平清盛
NHK総合 日曜日夜8:00~ NHK BSプレミアム 日曜日夜6:00~ 再放送 NHK総合 土曜日
午後 1:05~
ドラマはホン(脚本)だ。つくづくそう思う。
大河ドラマ 平清盛は素晴らしい企画だった。一本一億円以上といわれる予算から生まれた映画顔負けのセット、好みは見えないものの、それゆえに豪華なキャスト、様々なタイアップをほどこした鳴り物入りの宣伝。それらは大河である以上は特筆すべきことではないかもしれない。だがテレビ離れした重厚そのものの画像、時代考証を厭わないリアリティ、細部へのこだわりは、視聴者を真のあの時代へと連れてゆく力があった。・・・俳優がしゃべり出すまでは。
現代語をしゃべっているから興ざめ、というのでは無論ない。

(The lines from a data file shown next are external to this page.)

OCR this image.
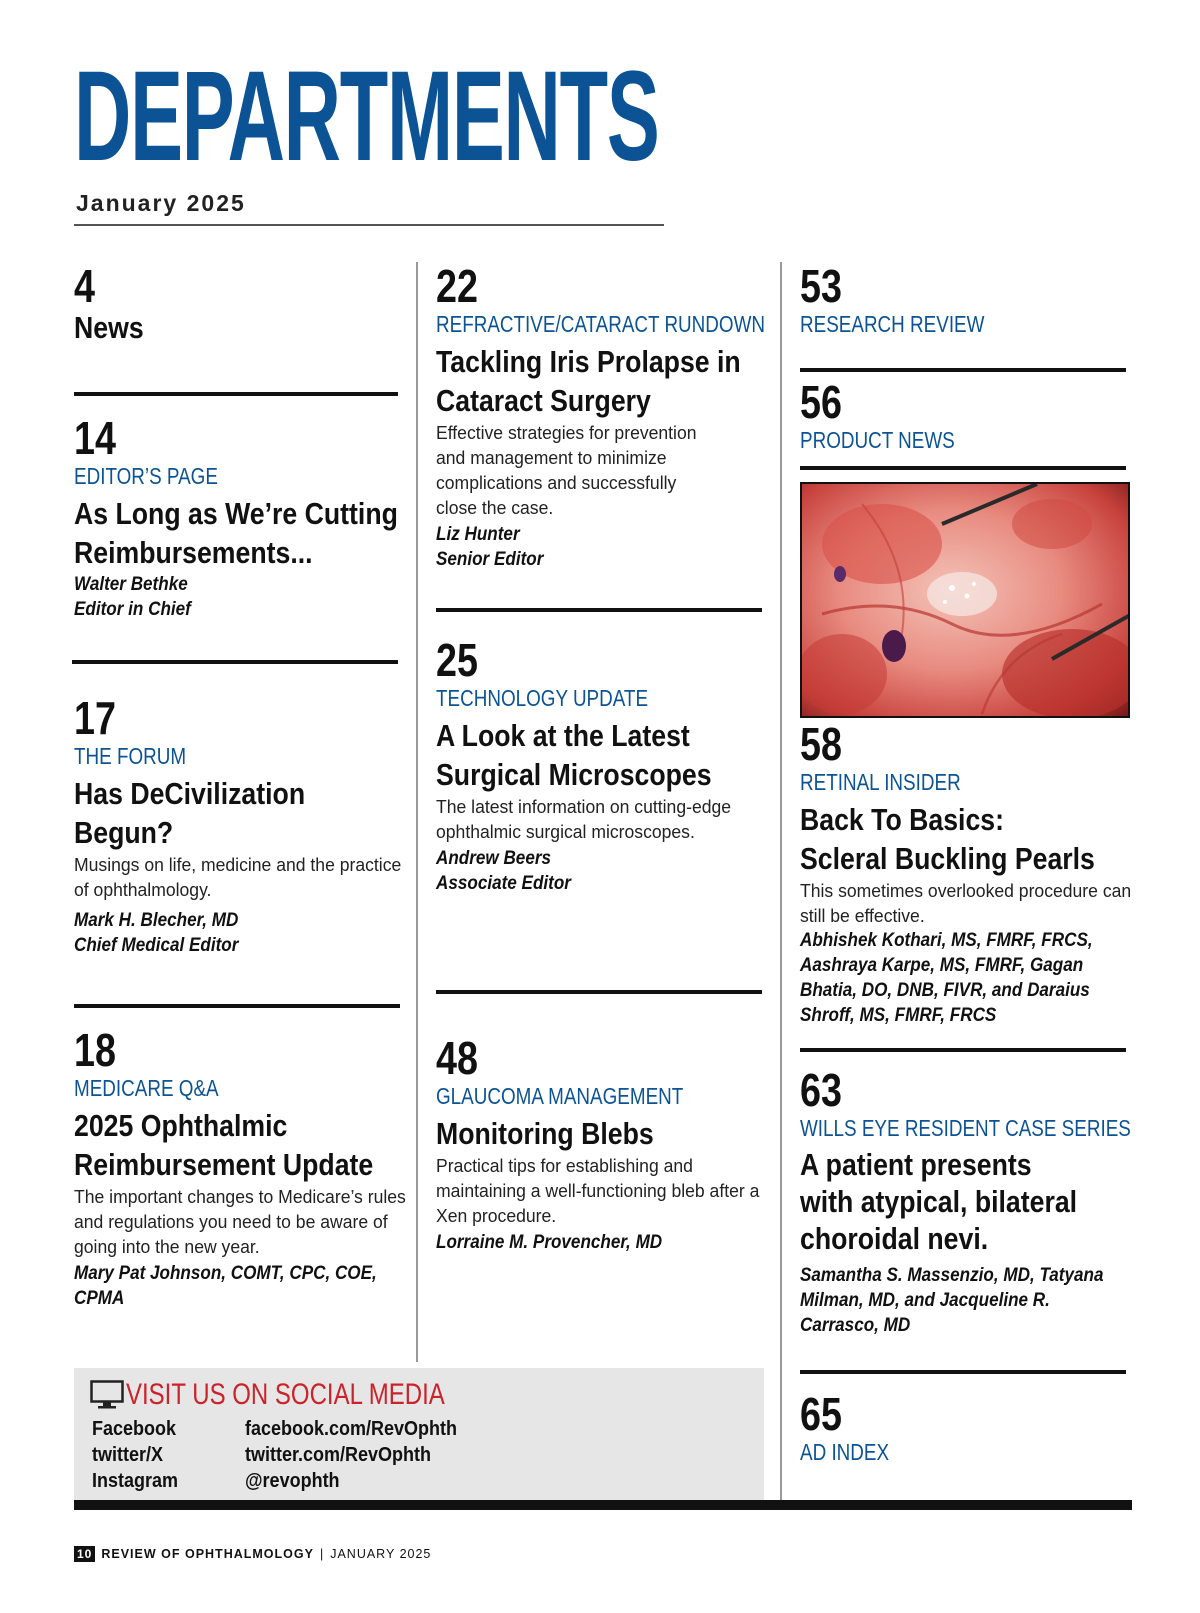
DEPARTMENTS
January 2025
4
News
14
EDITOR’S PAGE
As Long as We’re Cutting Reimbursements...
Walter Bethke
Editor in Chief
17
THE FORUM
Has DeCivilization Begun?
Musings on life, medicine and the practice of ophthalmology.
Mark H. Blecher, MD
Chief Medical Editor
18
MEDICARE Q&A
2025 Ophthalmic Reimbursement Update
The important changes to Medicare’s rules and regulations you need to be aware of going into the new year.
Mary Pat Johnson, COMT, CPC, COE, CPMA
22
REFRACTIVE/CATARACT RUNDOWN
Tackling Iris Prolapse in Cataract Surgery
Effective strategies for prevention and management to minimize complications and successfully close the case.
Liz Hunter
Senior Editor
25
TECHNOLOGY UPDATE
A Look at the Latest Surgical Microscopes
The latest information on cutting-edge ophthalmic surgical microscopes.
Andrew Beers
Associate Editor
48
GLAUCOMA MANAGEMENT
Monitoring Blebs
Practical tips for establishing and maintaining a well-functioning bleb after a Xen procedure.
Lorraine M. Provencher, MD
53
RESEARCH REVIEW
56
PRODUCT NEWS
58
RETINAL INSIDER
Back To Basics: Scleral Buckling Pearls
This sometimes overlooked procedure can still be effective.
Abhishek Kothari, MS, FMRF, FRCS, Aashraya Karpe, MS, FMRF, Gagan Bhatia, DO, DNB, FIVR, and Daraius Shroff, MS, FMRF, FRCS
63
WILLS EYE RESIDENT CASE SERIES
A patient presents with atypical, bilateral choroidal nevi.
Samantha S. Massenzio, MD, Tatyana Milman, MD, and Jacqueline R. Carrasco, MD
65
AD INDEX
VISIT US ON SOCIAL MEDIA
Facebook	facebook.com/RevOphth
twitter/X	twitter.com/RevOphth
Instagram	@revophth
10 REVIEW OF OPHTHALMOLOGY | JANUARY 2025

それなら吹き替えの外国映画を見て涙することはないだろう。ドラマ平清盛のセリフ回しやスピードが、我々を一気に平安の世から今ここへと引きずり戻す、というのでも必ずしもない。
ああ、と息を吐いてしまうのは、たとえば清盛(松山ケンイチ)が自らの出生を察してアイデンティティの悩みをおぼえたり、愛や平和を主張したりといったところだ。そこで父(中井貴一)に反発する有様はまさに現代のホームドラマ。しかし一本一億円もの予算のついたホームドラマは、今度はホームドラマとしてのリアリティを失っている。つまり我々は、何とも珍妙なものを見せられるはめになってしまう。
だから数字(視聴率)が伸びないのだ、などという気はさらさらない。どこかの知事が「画面が薄汚い」とか言ったそうだが、映像に対する一般人の感覚は、確かにそんなものだ。脚本の善し悪しに対する認識とて、同程度だろう。抜群の数字が出たドラマといえば、たとえばチャングムの誓いのように誰が見ても目を離せない緊密なプロットのものもないことはない。が、女王の教室をより一般向けに焼き直した家政婦のミタといった子供騙しが最高視聴率、などと聞くと絶望する。
しかし平清盛はNHKのドラマである。どれだけの金がかかっているにせよ、本当のところ視聴率は問題ではないはずだ。数字のことが騒がれるのは、かかった金の額と効果を示す数字のギャップによって露わとなったのがコンセプトの欠落、思想のなさだからだろう。それを埋めることは金の力でも、愛や平和のきれいごとでも不可能と確認できたのなら、一億円×一年間のドラマが失敗に終わってもいいんじゃないか。
ウッディ・アレンも言うように、最もエライのは脚本家、結局は脚本がほぼすべてを決めるのである。 なぜならどんな多額のコストをかけた映像作品においても、そのコンセプトを表現できるのはホンだけだからだ。そして素晴らしいホンを書くのも、つまらないホンを書くのもコスト的にはそんなには変わらない。ただ覚悟の違いがあるだけで。
平清盛は、これから視聴率アップのために脚本の手直しをさせるらしい。覚悟のないことだ。その覚悟のなさが露わになるのが不幸である。そんなことができない状態なら、まだ救われるのだが。
放映後の反応を受けての脚本の手直しが有効なのは、もともと視聴者の反応がよい場合にかぎる。視聴者を載せてゆく物語の土台がしっかりしていて、いくつかの展開パターンがあらかじめ想定されており、視聴者の反応をとらえてビビッドに対応する—-それがまた画面にリズムとして映し出される。こういった場合でなく、後手に回った状態でベッドシーンを増やすなどすれば、傷口を拡げ、見続けてくれている視聴者にまで見切られてしまかもしれない—-その覚悟のなさを。
数年前の大河ドラマ 風林火山は、特に視聴率が高くもなく、予算が莫大でもなかったが、じゅうぶんな佳作に仕上がっていた。キャストはよく役にはまり、それというのも人物設定に、役者がはまれるだけの人格が用意されていたからだ。現代語のセリフも違和感なく、その時代の思想として自然なものを表現していた。すでに何度も映像化されているが、しっかりした原作があるものはこうなのだ。評判がよかろうと悪かろうと、おたおたと変えることはできない。世の中はいずれ盲千人、目明き千人。作る側に確信さえあれば、よいと言う人々は必ずいて、その数が急に落ち込んだりもしないはずだ。NHKなら、胸を張って見せられさえすれば、本来それでいいのではないか。